Wednesday, January 18, 2017

Why I cannot support the Education Secretary nominee

As a public school district superintendent, I cannot in good conscious support the nomination of Mrs. Betsy DeVos for Secretary of Education. After hearing her responses to the Senate HELP Committee this week combined with my reading of dozens of articles and blog posts that were both supportive and against her confirmation, here is a summary list of the primary reasons I cannot support her nomination:
  • She has no professional experience working directly in or with public schools unlike the two recent and most other Education Secretaries, yet she would be responsible for ensuring high standards and oversight of federal dollars designed to the learning of poor, indigent and disabled students.
  • She as well as a majority of the committee members gave no indication they have read and comprehend the mountains of research on the effects of poverty, limited English proficiency, and disability on learning, as well as the negative impacts of choice, charters and vouchers.
  • She comes across as unwilling or incapable of spearheading any effort to lift low-performing public schools through adequate and equitable funding, along with the lessening of federal and state mandates that hamper innovation and creativity in schools.
  • She supports market-based reform and competition which after several decades has had very little success.
  • She would not commit to restricting guns from school campuses.
  • She was unable to adequately explain the difference between achievement growth and proficiency, two of the biggest areas in reform debate over the past decade or more.
  • She appeared to not understand that the Individuals with Disabilities Education Act (IDEA) is federal law.
  • She came across as noncommittal on a number of issues critical to education reform and improvement of public education.
  • She refused several times when asked to commit to holding charter and voucher schools to the same standards as traditional public schools.
  • She is willing to spend public tax dollars on for-profit, corporate charters and private schools but appeared uninterested in applying the same logic to providing for tuition-free college for all.
  • When asked, she avoided elaborating on what she would do as Secretary to address Title IX and campus sexual assault.
  • She has not yet been cleared of any conflicts of interest from the ethics commission nor has she fully disclosed her finances to the public.
  • The Senate HELP chair appeared to do everything he could to shield Mrs. DeVos from further public questioning, artificially limiting each member of the committee to only one round of five-minute questioning, despite many attempts by minority members to have a second round or another hearing to ensure the public had a full opportunity to vet her nomination.

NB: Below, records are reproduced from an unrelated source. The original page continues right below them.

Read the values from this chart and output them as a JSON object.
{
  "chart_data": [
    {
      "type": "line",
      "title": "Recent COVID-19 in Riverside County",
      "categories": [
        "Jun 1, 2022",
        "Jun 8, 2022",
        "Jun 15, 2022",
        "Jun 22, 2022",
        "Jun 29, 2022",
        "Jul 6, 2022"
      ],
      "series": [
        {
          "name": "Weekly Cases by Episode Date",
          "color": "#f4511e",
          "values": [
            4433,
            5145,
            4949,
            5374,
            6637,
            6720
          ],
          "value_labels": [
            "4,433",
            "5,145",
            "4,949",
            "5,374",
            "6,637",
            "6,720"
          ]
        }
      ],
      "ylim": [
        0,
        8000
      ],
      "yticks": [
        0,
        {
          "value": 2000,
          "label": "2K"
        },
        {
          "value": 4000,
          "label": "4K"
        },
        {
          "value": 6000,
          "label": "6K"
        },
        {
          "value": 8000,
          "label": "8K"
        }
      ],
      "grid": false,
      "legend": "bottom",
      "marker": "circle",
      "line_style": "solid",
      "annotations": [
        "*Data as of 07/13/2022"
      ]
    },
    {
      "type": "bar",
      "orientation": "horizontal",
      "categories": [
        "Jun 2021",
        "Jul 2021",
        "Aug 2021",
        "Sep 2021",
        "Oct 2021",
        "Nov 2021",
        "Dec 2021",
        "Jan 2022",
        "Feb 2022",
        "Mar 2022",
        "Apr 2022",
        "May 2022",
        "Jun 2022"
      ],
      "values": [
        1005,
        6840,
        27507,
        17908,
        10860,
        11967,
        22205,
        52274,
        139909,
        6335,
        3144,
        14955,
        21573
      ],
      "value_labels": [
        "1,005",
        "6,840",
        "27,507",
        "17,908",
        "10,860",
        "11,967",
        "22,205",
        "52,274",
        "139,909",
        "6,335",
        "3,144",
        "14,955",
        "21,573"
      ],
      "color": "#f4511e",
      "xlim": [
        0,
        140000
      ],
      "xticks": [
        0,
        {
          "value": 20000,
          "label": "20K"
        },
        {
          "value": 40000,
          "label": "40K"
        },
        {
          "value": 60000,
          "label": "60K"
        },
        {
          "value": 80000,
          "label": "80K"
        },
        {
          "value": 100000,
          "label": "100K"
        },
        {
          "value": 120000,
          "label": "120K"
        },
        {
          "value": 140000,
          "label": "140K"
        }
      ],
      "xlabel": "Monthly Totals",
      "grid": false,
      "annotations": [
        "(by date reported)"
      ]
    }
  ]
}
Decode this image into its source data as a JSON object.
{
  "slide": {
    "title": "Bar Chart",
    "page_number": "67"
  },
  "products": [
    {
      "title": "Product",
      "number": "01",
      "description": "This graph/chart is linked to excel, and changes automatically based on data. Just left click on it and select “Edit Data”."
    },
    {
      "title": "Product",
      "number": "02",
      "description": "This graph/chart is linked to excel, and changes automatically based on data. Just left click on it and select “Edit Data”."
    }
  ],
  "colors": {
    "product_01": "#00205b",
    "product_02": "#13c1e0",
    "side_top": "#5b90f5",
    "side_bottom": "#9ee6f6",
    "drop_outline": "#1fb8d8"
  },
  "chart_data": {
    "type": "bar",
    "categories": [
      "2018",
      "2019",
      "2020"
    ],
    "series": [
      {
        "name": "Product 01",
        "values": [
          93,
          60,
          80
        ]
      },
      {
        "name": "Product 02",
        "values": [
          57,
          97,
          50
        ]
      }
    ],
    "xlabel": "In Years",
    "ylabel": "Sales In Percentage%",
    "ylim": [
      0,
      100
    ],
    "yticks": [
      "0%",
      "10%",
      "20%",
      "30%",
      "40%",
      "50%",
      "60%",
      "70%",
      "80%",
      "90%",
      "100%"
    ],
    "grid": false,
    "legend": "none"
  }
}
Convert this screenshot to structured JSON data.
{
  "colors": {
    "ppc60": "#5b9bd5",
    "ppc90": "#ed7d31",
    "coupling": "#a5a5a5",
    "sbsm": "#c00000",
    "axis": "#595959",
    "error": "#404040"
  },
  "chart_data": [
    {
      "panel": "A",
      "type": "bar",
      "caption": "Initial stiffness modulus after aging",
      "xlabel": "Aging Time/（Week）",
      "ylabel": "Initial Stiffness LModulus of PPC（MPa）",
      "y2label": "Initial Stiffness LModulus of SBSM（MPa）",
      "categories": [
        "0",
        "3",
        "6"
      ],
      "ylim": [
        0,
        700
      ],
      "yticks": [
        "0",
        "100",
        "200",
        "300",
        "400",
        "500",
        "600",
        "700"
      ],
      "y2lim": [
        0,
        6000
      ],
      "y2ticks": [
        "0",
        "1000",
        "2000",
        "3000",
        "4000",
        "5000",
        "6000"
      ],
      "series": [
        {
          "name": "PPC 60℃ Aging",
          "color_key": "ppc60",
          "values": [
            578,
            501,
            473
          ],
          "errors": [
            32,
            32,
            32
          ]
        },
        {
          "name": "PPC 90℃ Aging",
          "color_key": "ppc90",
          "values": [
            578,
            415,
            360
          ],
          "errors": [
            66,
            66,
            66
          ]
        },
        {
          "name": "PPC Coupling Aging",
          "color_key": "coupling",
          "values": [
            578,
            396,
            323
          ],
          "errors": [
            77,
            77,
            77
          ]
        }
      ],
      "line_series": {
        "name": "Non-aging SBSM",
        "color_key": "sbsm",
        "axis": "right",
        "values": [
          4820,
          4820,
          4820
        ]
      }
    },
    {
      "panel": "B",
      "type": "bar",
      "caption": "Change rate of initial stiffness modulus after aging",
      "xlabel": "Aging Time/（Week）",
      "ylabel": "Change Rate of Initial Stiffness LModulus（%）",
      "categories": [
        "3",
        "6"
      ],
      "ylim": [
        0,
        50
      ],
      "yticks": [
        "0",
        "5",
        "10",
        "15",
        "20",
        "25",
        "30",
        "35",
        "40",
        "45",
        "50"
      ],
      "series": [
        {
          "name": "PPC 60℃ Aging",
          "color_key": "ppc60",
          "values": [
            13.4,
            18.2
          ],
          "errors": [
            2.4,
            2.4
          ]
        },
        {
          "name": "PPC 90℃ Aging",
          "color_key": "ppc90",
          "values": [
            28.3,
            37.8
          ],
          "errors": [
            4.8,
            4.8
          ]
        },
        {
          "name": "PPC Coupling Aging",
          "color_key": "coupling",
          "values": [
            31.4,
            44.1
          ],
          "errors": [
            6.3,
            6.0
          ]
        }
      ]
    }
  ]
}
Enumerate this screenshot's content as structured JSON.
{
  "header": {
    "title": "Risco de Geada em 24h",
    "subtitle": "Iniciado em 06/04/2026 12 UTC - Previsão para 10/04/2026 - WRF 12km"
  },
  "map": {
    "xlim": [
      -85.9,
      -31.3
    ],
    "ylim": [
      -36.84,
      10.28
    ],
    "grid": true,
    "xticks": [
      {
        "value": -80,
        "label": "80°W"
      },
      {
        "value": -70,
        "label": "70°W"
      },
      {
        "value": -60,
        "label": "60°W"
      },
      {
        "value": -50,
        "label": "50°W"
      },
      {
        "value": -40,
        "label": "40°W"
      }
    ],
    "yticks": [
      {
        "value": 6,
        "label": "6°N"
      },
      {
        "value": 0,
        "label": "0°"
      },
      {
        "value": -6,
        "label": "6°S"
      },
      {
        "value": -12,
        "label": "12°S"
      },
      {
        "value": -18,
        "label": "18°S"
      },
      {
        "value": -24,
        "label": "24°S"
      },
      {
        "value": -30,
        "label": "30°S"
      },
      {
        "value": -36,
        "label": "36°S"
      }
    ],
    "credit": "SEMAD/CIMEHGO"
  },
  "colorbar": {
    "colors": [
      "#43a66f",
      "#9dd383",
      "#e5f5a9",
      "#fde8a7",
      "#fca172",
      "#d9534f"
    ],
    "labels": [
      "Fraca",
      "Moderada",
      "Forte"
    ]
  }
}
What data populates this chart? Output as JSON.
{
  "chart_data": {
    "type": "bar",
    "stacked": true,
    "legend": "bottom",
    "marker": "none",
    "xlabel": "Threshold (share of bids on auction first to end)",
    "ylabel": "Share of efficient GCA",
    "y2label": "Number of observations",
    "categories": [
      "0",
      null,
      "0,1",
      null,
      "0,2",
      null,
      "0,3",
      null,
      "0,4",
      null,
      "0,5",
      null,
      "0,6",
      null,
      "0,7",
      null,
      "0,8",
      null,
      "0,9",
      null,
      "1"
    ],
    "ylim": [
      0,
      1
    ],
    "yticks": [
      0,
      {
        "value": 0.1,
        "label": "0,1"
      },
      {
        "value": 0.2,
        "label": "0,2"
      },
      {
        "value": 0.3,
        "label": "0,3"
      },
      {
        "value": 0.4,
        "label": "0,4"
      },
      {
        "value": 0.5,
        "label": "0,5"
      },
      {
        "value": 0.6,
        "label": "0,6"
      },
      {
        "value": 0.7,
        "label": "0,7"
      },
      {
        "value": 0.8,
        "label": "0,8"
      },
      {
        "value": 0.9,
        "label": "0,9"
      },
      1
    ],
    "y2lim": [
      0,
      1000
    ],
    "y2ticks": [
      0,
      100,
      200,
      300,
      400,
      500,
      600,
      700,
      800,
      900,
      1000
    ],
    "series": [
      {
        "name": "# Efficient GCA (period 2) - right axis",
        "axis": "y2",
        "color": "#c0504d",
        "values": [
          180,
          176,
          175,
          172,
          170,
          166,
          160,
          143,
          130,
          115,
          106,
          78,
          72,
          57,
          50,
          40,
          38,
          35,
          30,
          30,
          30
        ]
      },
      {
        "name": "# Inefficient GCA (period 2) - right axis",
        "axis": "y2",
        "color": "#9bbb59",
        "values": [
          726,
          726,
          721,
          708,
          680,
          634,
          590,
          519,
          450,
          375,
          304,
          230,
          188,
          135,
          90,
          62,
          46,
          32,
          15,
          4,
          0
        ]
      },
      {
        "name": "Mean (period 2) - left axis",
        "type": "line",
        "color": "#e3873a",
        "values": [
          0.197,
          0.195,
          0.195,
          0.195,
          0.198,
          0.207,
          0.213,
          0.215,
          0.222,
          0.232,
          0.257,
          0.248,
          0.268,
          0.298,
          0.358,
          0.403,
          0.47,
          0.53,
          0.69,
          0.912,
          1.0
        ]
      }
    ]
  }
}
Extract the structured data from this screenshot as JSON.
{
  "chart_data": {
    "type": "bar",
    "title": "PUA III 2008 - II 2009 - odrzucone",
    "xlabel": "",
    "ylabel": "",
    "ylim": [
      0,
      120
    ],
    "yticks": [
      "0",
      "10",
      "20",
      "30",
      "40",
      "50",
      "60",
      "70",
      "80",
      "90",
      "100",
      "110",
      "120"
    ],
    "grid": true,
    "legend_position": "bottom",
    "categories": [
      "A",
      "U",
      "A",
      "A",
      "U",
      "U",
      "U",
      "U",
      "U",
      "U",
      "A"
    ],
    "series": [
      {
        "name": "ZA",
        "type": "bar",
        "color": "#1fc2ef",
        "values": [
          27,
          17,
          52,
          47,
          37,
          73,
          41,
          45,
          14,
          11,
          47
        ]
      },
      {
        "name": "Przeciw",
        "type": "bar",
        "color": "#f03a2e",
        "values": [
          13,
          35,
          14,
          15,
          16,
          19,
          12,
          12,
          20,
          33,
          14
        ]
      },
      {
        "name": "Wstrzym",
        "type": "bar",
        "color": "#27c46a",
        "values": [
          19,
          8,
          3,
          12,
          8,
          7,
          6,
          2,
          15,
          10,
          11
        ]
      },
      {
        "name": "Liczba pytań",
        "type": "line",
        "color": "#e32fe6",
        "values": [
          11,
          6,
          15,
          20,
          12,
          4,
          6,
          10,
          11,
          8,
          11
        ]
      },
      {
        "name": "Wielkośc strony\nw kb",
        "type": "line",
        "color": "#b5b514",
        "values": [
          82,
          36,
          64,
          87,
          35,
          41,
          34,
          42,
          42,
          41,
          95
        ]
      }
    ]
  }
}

It appears likely that Mrs. DeVos will be voted out of the Committee and will receive Senate confirmation, but with the slimmest of margins. If so, I can only hope that she will have and take many opportunities to visit successful and struggling traditional public schools, opening her eyes to the many possibilities for strengthening our public education system instead of enriching corporations that are taking advantage of the political environment.